Frances Arnold will give the 2019 Francis Crick Lecture on Thursday 18th July at 4.00pm in the LMB’s Max Perutz Lecture Theatre. The title of the lecture is ‘Innovation by evolution: bringing new chemistry to life’. The event is open to anyone in the local area who is interested in attending.
Frances is currently the Linus Pauling Professor of Chemical Engineering, Bioengineering and Biochemistry at the California Institute of Technology, where she has been on the faculty since 1986. She pioneered directed protein evolution and has used those methods for applications in alternative energy, chemicals, and medicine. Her lab is currently working on expanding enzyme activity, driven by mechanistic insights, by repurposing diverse existing proteins and their promiscuous functions for new chemistries. They are also engineering enzymes to produce valuable building blocks for the synthesis of bioactive compounds and continuing to develop protein engineering methods.
Frances received her B.S. in Mechanical and Aerospace Engineering from Princeton University and worked at the Solar Energy Research Institute, a national laboratory devoted to alternative energy research (now NREL) before obtaining her Ph.D. in Chemical Engineering from the University of California, Berkeley. Frances received the Charles Stark Draper Prize of the US National Academy of Engineering in 2011, the US National Medal of Technology and Innovation from President Obama in 2013, and the Millennium Technology Prize in 2016. She is the first American woman to win the Nobel Prize in Chemistry, awarded in 2018. She has been elected to all three US National Academies of Science, Medicine, and Engineering.
Not satisfied with nature’s vast catalyst repertoire, we want to create new protein catalysts and expand the space of genetically encoded enzyme functions. I will describe how we can use the most powerful biological design process, evolution, to optimize existing enzymes and invent new ones, thereby circumventing our profound ignorance of how sequence encodes function.
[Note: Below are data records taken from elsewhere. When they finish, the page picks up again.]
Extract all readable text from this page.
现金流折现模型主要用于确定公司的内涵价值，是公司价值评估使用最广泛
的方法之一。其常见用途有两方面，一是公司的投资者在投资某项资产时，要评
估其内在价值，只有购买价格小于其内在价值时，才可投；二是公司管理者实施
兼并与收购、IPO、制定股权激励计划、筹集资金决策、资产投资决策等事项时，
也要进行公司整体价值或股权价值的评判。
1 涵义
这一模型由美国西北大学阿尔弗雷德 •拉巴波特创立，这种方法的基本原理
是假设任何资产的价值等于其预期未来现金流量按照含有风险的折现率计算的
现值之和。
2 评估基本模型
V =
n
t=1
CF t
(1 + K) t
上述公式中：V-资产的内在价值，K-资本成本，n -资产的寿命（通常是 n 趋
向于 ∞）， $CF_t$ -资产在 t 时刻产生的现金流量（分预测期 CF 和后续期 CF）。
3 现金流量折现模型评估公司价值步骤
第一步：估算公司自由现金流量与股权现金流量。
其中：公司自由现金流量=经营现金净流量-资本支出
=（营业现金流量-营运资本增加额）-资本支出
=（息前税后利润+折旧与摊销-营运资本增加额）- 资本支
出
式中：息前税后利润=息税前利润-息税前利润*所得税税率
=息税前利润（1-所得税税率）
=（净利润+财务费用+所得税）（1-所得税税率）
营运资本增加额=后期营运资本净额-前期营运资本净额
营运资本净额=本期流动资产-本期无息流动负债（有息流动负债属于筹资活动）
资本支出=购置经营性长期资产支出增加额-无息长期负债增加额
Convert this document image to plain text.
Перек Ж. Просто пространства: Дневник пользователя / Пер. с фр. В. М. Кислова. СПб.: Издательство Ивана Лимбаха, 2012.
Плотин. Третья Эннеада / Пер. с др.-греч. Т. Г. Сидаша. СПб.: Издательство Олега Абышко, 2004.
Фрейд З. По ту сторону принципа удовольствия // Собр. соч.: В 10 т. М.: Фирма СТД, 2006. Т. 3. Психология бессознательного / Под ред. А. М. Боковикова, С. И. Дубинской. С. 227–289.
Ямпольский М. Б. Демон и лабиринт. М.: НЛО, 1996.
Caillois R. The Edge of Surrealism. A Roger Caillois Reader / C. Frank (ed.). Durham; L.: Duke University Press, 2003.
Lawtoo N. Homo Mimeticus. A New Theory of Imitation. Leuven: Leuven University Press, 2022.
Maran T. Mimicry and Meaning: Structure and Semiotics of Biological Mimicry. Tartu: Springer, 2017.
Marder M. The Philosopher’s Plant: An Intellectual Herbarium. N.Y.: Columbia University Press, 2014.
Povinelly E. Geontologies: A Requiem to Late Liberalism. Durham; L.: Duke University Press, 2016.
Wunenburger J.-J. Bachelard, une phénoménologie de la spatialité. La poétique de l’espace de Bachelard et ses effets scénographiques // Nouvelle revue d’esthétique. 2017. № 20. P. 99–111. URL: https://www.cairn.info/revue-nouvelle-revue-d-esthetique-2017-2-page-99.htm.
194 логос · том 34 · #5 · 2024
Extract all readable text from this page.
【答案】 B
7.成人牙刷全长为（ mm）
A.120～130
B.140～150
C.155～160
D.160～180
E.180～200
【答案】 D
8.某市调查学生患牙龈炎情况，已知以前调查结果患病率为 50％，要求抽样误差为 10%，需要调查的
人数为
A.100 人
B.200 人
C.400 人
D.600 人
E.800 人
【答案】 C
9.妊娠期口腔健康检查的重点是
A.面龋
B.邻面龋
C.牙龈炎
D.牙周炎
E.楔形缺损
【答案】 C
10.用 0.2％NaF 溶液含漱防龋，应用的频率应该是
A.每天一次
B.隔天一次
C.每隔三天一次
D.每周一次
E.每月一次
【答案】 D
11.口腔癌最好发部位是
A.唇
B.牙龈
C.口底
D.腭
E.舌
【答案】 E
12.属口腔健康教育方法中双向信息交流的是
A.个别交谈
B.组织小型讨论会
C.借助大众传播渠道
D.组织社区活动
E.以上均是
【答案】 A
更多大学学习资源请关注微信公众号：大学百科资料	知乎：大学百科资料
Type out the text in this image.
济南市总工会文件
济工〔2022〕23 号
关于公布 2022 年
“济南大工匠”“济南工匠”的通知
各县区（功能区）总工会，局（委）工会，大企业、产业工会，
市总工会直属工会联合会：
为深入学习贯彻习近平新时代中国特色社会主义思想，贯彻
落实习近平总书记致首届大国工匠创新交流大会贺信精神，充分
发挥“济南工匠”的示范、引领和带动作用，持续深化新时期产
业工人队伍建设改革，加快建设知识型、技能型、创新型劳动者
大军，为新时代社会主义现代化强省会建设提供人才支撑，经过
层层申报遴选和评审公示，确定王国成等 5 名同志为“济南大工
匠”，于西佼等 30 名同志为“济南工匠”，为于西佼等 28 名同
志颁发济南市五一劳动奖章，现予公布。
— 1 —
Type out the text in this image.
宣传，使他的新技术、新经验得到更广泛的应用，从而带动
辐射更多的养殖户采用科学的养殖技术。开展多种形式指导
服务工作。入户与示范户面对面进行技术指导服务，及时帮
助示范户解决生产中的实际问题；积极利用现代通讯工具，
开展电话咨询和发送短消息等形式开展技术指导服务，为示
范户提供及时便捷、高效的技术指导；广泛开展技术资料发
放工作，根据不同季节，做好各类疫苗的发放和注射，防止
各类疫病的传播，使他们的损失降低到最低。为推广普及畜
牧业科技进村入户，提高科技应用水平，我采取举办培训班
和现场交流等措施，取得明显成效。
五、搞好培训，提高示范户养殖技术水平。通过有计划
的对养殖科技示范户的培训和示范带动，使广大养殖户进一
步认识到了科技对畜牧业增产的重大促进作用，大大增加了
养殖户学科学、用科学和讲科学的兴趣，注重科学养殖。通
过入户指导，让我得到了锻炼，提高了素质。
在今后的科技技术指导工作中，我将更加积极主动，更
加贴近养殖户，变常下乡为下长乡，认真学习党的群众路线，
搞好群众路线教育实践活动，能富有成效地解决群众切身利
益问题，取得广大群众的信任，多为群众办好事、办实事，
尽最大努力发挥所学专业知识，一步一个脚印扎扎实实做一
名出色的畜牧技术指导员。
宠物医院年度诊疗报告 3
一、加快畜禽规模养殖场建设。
Using mechanistic understanding and mimicking nature’s evolutionary processes, we can generate whole new enzyme families that catalyze synthetically important reactions not known in biology. Recent successes include selective carbene insertion to form C-Si and C-B bonds, and alkyne cyclopropanation to make highly strained carbocycles, all in living cells. Extending the capabilities and uncovering the mechanisms of these new enzymes derived from natural iron-heme proteins provides a basis for discovering new biocatalysts for increasingly challenging reactions. These new capabilities increase the scope of molecules and materials we can build using synthetic biology and move us closer to a sustainable world where chemical synthesis can be fully programmed in DNA.
The Francis Crick Lecture is named in honour of LMB Nobel Laureate Francis Crick. It is one of a series of named lectures organised by the LMB to be given by eminent scientists from around the world.
Francis was born in 1916 in Northampton. He studied physics at University College London. His PhD work was interrupted by World War II, during which he worked on the design of acoustic and magnetic mines for the British Admiralty. In 1949 he joined Max Perutz’s MRC Unit in Cambridge. It was here that he helped solve the structure of DNA and initiated work on the genetic code. In 1976 he moved to the Salk Institute, California. He immersed himself in trying to define how we are aware of things – consciousness. He continued with this until he died, defining the important goal of trying to find a neuronal correlate of consciousness. He died in San Diego on 28 July 2004.